Das Bündel des Lebens

Bußgottesdienst in der Fastenzeit

Lied: 292/1+4

Einleitung

Die Jäger bauen in unseren Wäldern Hochsitze. Von ihnen aus haben sie einen Überblick, was sich im Gestrüpp, Unterholz und Sträuchern abspielt. Von hier aus können sie besser beobachten. Von einer höheren Warte aus haben sie einfach die bessere Übersicht.
Manchmal haben wir im Leben das Gefühl, vor lauter Bäumen den Wald nicht mehr zu sehen. Ein Tag vergeht wie der andere in der Tretmühle des Alltags. Irgendwie geht der Überblick und die Übersicht verloren. Und die Sehnsucht wächst, über den Dingen zu stehen, einmal von oben draufzuschauen, das Ganze besser durchblicken und überblicken.
Es macht mich nachdenklich, dass der Bußruf Jesu im griechischen Urtext „metanoeite“ heißt. Das heißt wörtlich eigentlich nicht „kehrt um“, eher schon „denkt um“. Ganz wörtlich bedeutet es: „Denkt einmal auf einer Metaebene, denkt einmal von einer höheren Warte aus!“
Der Bußgottesdienst ist für mich so etwas ähnliches wie ein Hochsitz über dem Gestrüpp und Strauchwerk des Alltags, ein Ort, von dem ich von oben drauf schauen kann auf mein Leben und besser sehe, was sich da unten abspielt.
„Metanoeite“! Schaut einmal von einer höheren Warte auf euer Leben, das rät uns Jesus. Dazu lädt uns dieser Bußgottesdienst wieder einmal ein.

Lied: Gl 160/ 1-3

Gebet

Gott, du Quelle des Lichts,
manchmal tust du uns die Augen auf,
lässt uns hindurchsehen durch das Dickicht des Alltags,
lässt uns ein Licht aufgehen
und schenkst uns die Klarheit zu erkennen, was recht ist
und den Mut abzulehnen, was falsch ist.
Schenke uns Klarheit über uns selbst
und lass uns die Wege gehen,
die uns den Mitmenschen und dir näher führen.

Besinnung

Vor 30 Jahren habe ich mit meinem Freund ein Jahr in Israel an der École Biblique studiert.

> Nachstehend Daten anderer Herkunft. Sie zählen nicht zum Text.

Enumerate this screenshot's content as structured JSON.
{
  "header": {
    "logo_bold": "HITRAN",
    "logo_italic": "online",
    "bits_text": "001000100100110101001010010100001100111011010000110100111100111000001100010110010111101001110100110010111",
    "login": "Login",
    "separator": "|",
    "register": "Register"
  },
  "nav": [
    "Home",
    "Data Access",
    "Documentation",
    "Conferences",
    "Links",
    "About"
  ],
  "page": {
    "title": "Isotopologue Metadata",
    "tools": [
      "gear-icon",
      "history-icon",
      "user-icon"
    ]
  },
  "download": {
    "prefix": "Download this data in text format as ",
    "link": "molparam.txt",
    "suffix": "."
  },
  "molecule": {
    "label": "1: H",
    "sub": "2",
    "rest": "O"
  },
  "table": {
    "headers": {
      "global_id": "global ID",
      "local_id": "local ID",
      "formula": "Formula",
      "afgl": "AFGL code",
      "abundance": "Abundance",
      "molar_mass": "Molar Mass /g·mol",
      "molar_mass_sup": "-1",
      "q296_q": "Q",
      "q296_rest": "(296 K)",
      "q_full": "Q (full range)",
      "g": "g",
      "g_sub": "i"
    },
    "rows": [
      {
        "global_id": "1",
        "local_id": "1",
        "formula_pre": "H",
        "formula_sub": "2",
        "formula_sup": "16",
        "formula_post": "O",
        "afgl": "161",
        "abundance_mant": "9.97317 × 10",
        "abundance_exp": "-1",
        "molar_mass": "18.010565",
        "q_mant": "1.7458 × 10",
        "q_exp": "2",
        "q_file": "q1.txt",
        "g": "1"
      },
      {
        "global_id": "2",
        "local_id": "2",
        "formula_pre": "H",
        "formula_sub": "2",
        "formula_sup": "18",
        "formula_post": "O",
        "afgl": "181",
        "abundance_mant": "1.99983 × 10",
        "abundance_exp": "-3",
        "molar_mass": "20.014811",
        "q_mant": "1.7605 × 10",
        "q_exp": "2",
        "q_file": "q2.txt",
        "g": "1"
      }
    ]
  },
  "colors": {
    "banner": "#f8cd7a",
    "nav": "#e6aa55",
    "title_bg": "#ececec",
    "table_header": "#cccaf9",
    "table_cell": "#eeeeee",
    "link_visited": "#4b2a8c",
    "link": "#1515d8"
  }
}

Zu Beginn des Studienjahres ging es mit Jeeps in die Wüste Sinai. Die Nomaden dort sind mit ihren Ziegen und Schafherden zu Fuß unterwegs. Jedes Gewicht, das sie auf Eseln oder Kamelen durch das unwirtliche Gelände mitschleppen, muss gebraucht werden und von Nöten sein. Sie können nur mitnehmen, was sie momentan brauchen. Alles andere wäre nur unnötiger Ballast. So binden sie Dinge, die für die nächste Wegstrecke entbehrlich sind, in einem Stoffbündel zusammen und hängen das große Bündel an einen der wenigen Bäume in der Wüste. Wenn sie wieder vorbeikommen und das Bündel wieder tragen und brauchen können, laden sie es ihren Tieren wieder auf.
Mich macht dieser Nomadenbündel nachdenklich. Symbolisch hänge ich einen solchen Stoffbündel in unseren Altarraum. Er soll uns nun zum Nachdenken anregen.

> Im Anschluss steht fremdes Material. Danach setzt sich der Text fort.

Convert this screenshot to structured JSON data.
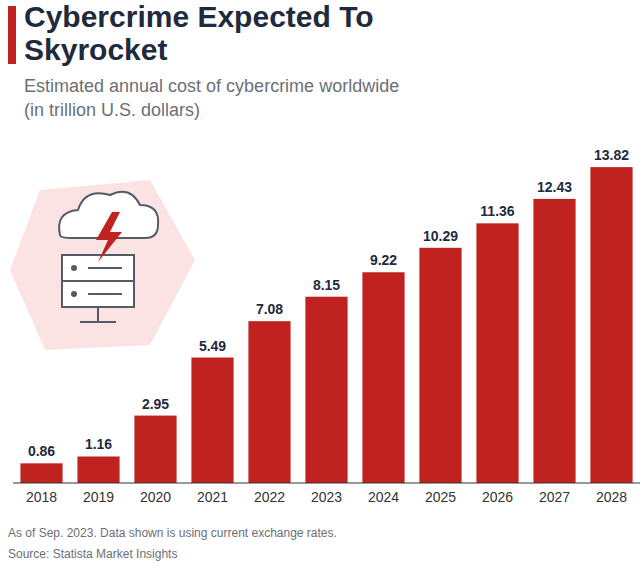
{
  "chart_data": {
    "type": "bar",
    "title": "Cybercrime Expected To Skyrocket",
    "subtitle": "Estimated annual cost of cybercrime worldwide (in trillion U.S. dollars)",
    "categories": [
      "2018",
      "2019",
      "2020",
      "2021",
      "2022",
      "2023",
      "2024",
      "2025",
      "2026",
      "2027",
      "2028"
    ],
    "values": [
      0.86,
      1.16,
      2.95,
      5.49,
      7.08,
      8.15,
      9.22,
      10.29,
      11.36,
      12.43,
      13.82
    ],
    "color": "#c0221f",
    "ylim": [
      0,
      14
    ],
    "data_labels": true,
    "tick_labels": "x",
    "grid": false,
    "note": "As of Sep. 2023. Data shown is using current exchange rates.",
    "source": "Source: Statista Market Insights"
  }
}
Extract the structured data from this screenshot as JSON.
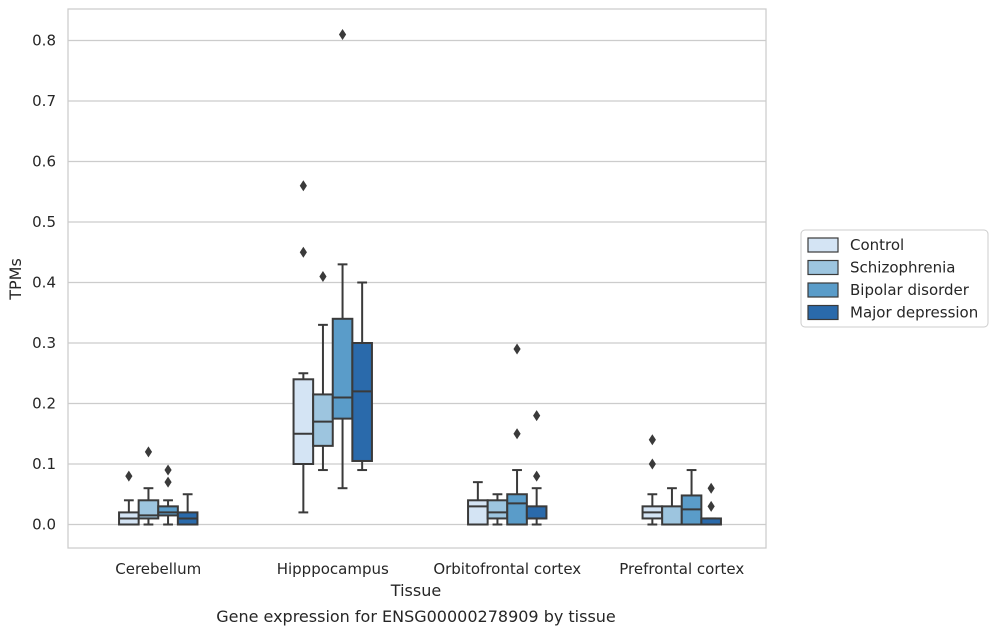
{
  "chart_data": {
    "type": "box",
    "xlabel": "Tissue",
    "ylabel": "TPMs",
    "caption": "Gene expression for ENSG00000278909 by tissue",
    "ylim": [
      -0.04,
      0.85
    ],
    "yticks": [
      "0.0",
      "0.1",
      "0.2",
      "0.3",
      "0.4",
      "0.5",
      "0.6",
      "0.7",
      "0.8"
    ],
    "grid": "horizontal",
    "legend_placement": "center-right",
    "categories": [
      "Cerebellum",
      "Hipppocampus",
      "Orbitofrontal cortex",
      "Prefrontal cortex"
    ],
    "series": [
      {
        "name": "Control",
        "color": "#d4e4f4",
        "boxes": [
          {
            "min": 0.0,
            "q1": 0.0,
            "median": 0.01,
            "q3": 0.02,
            "max": 0.04,
            "outliers": [
              0.08
            ]
          },
          {
            "min": 0.02,
            "q1": 0.1,
            "median": 0.15,
            "q3": 0.24,
            "max": 0.25,
            "outliers": [
              0.45,
              0.56
            ]
          },
          {
            "min": 0.0,
            "q1": 0.0,
            "median": 0.03,
            "q3": 0.04,
            "max": 0.07,
            "outliers": []
          },
          {
            "min": 0.0,
            "q1": 0.01,
            "median": 0.02,
            "q3": 0.03,
            "max": 0.05,
            "outliers": [
              0.1,
              0.14
            ]
          }
        ]
      },
      {
        "name": "Schizophrenia",
        "color": "#9dc5df",
        "boxes": [
          {
            "min": 0.0,
            "q1": 0.01,
            "median": 0.015,
            "q3": 0.04,
            "max": 0.06,
            "outliers": [
              0.12
            ]
          },
          {
            "min": 0.09,
            "q1": 0.13,
            "median": 0.17,
            "q3": 0.215,
            "max": 0.33,
            "outliers": [
              0.41
            ]
          },
          {
            "min": 0.0,
            "q1": 0.01,
            "median": 0.02,
            "q3": 0.04,
            "max": 0.05,
            "outliers": []
          },
          {
            "min": 0.0,
            "q1": 0.0,
            "median": 0.0,
            "q3": 0.03,
            "max": 0.06,
            "outliers": []
          }
        ]
      },
      {
        "name": "Bipolar disorder",
        "color": "#5a9cc9",
        "boxes": [
          {
            "min": 0.0,
            "q1": 0.015,
            "median": 0.02,
            "q3": 0.03,
            "max": 0.04,
            "outliers": [
              0.07,
              0.09
            ]
          },
          {
            "min": 0.06,
            "q1": 0.175,
            "median": 0.21,
            "q3": 0.34,
            "max": 0.43,
            "outliers": [
              0.81
            ]
          },
          {
            "min": 0.0,
            "q1": 0.0,
            "median": 0.035,
            "q3": 0.05,
            "max": 0.09,
            "outliers": [
              0.15,
              0.29
            ]
          },
          {
            "min": 0.0,
            "q1": 0.0,
            "median": 0.025,
            "q3": 0.048,
            "max": 0.09,
            "outliers": []
          }
        ]
      },
      {
        "name": "Major depression",
        "color": "#2a6aab",
        "boxes": [
          {
            "min": 0.0,
            "q1": 0.0,
            "median": 0.01,
            "q3": 0.02,
            "max": 0.05,
            "outliers": []
          },
          {
            "min": 0.09,
            "q1": 0.105,
            "median": 0.22,
            "q3": 0.3,
            "max": 0.4,
            "outliers": []
          },
          {
            "min": 0.0,
            "q1": 0.01,
            "median": 0.01,
            "q3": 0.03,
            "max": 0.06,
            "outliers": [
              0.08,
              0.18
            ]
          },
          {
            "min": 0.0,
            "q1": 0.0,
            "median": 0.0,
            "q3": 0.01,
            "max": 0.01,
            "outliers": [
              0.03,
              0.06
            ]
          }
        ]
      }
    ]
  }
}
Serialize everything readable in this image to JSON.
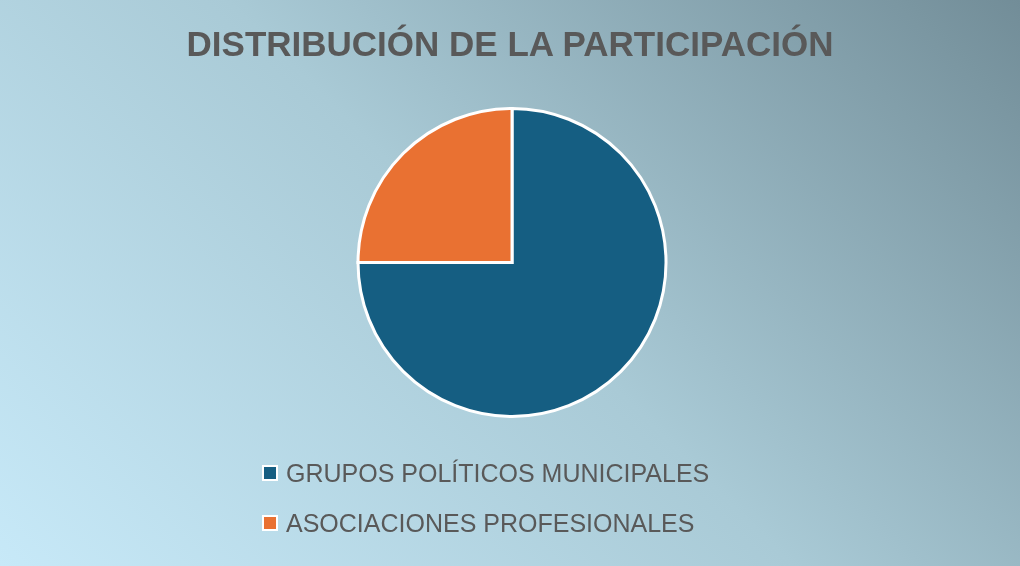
{
  "chart_data": {
    "type": "pie",
    "title": "DISTRIBUCIÓN DE LA PARTICIPACIÓN",
    "categories": [
      "GRUPOS POLÍTICOS MUNICIPALES",
      "ASOCIACIONES PROFESIONALES"
    ],
    "values": [
      75,
      25
    ],
    "colors": [
      "#155e82",
      "#e97132"
    ],
    "legend": "bottom"
  }
}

Der Stoffbündel wird auf eine Staffelei gehängt

Am Beispiel der Nomaden, die sich von unnötigen Lasten befreien, können wir einige grundlegende Dinge fürs Leben lernen. Denn das Bündel in der Wüste fragt mich:
Ist nicht manches, das du gerade im Leben mit dir herumschleppst, unnötiger Ballast? Da könnte ich vielleicht manches getrost zusammenpacken und weghängen und würde dann vielleicht sogar besser im Leben vorankommen.
Das Bündel fragt mich:

Worauf könnte ich im Leben gut verzichten? (Frage aufs Bündel heften)

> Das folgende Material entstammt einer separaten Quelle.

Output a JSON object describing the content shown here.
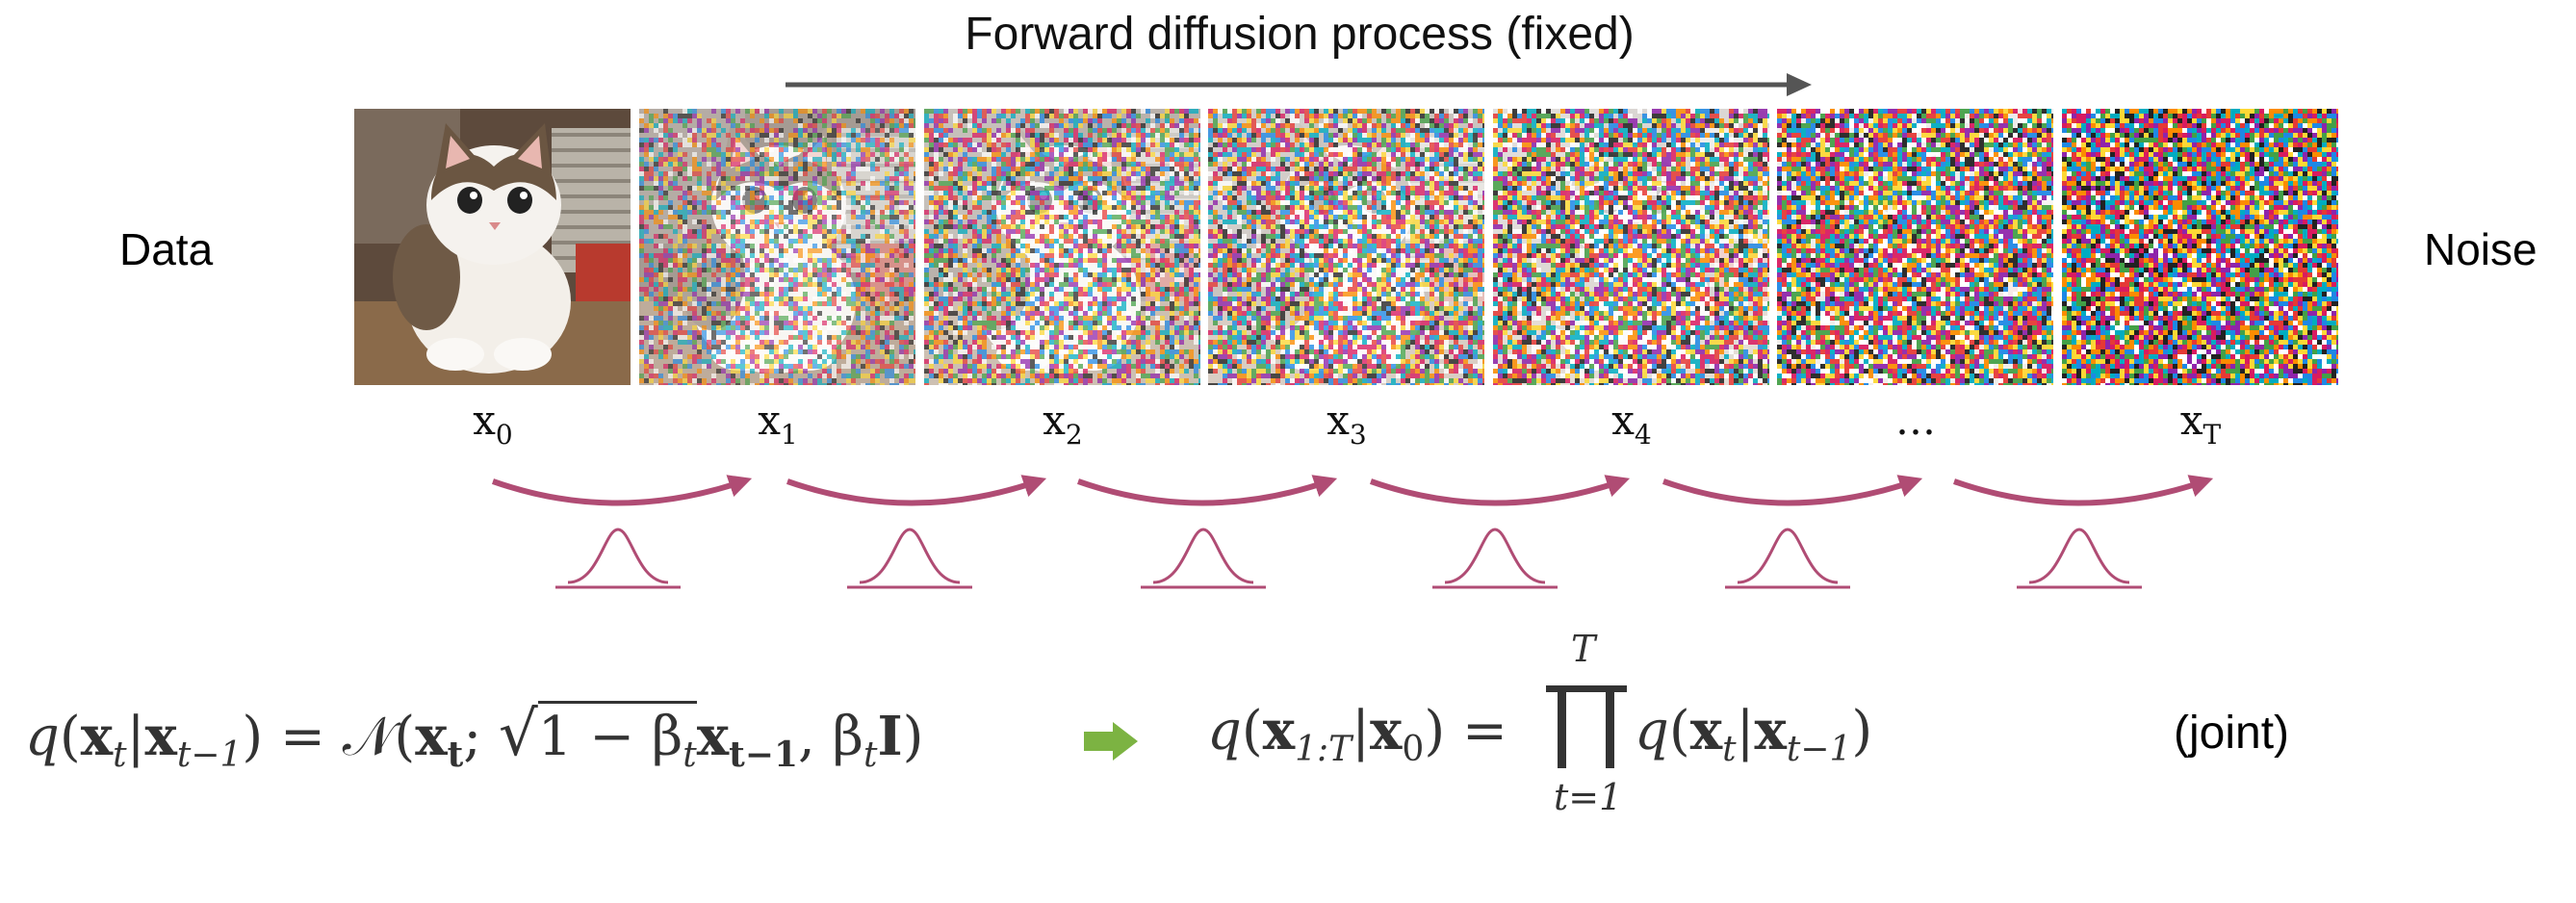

Ein paar Meinungen von bekannten Persönlichkeiten in der Öffentlichkeit, können uns bei dieser Frage zum Nachdenken anregen:

Auf Meldungen von Krieg, Gewalt und Hass.
Auf fast alles, was meine Großeltern noch nicht hatten, meint Gundula Gause.

Auf Statussymbole - ist die Antwort von Wolfgang Niedecken

Und der bekannte ZDF-Journalist Peter Hahne meint:
Auf Miesepeter, Meckerfritzen und Milchschokolade

Nachdenklich machende Worte aus dem Evangelium dazu:

Was nützt es einem Menschen, wenn er die ganze Welt gewinnt, dabei aber sein Leben einbüßt? Um welchen Preis könnte ein Mensch sein Leben zurückkaufen? (Mk 8,36f)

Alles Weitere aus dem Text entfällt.